Open to Ages 16-29
Saturdays, September 21-November 2, 9-1, JHU-MICA Film Center
In this journalism workshop, student fellows will explore the possibilities of video and photojournalism to tell the stories of their city. Social networking platforms like Instagram and Twitter have overtaken traditional media in the coverage of breaking news, and video news packages have become the norm online. In line with this trend, fellows will continue to develop “Dateline Baltimore,” a virtual visual news journal that captures the pulse of Baltimore. Fellows will learn the news coverage process from identifying news and feature stories, to research and interviews, to the fundamentals of video production and editing and captioned photo reportage to inform with purpose.
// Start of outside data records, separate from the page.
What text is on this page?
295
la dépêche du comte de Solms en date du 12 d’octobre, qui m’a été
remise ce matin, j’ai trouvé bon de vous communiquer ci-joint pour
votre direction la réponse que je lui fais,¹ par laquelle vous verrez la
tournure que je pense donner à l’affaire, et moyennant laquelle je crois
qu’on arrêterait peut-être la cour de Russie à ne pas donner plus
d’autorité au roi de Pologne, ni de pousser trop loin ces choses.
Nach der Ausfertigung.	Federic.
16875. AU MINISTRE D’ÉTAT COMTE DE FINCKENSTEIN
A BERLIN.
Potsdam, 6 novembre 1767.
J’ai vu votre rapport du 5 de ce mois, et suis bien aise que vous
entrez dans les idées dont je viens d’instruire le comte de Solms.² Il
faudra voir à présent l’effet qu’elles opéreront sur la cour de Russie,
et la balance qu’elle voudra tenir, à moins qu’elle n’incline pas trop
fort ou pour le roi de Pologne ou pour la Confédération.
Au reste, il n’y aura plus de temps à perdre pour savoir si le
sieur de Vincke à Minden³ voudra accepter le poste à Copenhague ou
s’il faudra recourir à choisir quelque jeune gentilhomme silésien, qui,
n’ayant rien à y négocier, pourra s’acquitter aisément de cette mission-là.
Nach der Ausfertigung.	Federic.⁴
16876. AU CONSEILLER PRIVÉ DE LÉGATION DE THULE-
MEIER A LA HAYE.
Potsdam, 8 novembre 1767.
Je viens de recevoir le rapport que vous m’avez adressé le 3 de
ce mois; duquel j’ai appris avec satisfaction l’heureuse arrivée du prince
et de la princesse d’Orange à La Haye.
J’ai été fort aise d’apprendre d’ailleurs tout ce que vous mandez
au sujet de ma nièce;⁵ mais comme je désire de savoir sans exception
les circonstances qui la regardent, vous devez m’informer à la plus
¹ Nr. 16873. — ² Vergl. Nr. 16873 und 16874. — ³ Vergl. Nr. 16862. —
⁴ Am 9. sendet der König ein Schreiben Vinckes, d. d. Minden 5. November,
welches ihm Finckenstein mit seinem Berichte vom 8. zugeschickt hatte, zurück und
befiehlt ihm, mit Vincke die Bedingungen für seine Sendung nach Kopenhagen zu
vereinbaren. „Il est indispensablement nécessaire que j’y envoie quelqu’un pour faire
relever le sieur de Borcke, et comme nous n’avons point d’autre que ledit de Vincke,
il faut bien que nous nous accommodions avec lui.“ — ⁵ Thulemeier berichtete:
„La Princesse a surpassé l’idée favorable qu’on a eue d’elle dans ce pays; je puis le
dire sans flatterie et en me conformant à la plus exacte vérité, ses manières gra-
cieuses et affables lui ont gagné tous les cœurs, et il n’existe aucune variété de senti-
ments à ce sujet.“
Working together and with instructors--themselves professional broadcast journalists--as an editorial team, they'll decide which stories to pursue and how to shape them for maximum impact, all while adhering 100% to facts in their reporting. Work will appear weekly on a dedicated Instagram feed, and complete portfolios for each fellow will be featured on the program website at the workshop's conclusion. Selected pieces will also be shared at a public exhibition. Limited to 12 student fellows.
Terrence Nelson is the managing broadcast producer for the ESPN & Special Olympics broadcast and production partnership. The Morgan State University graduate has worked on projects with major media outlets, such as TV One, CNN, NY Daily News, Netflix, NBC, and MTV.
Stan Saunders is a retired broadcaster for WJZ-TV Baltimore. He mentors youth in the Baltimore City Public Schools through his nonprofit program, Baltimore Academy of Sports & Entertainment (B.A.S.E.). He also creates community-impact documentaries, leveraging his more than thirty years telling Baltimore stories.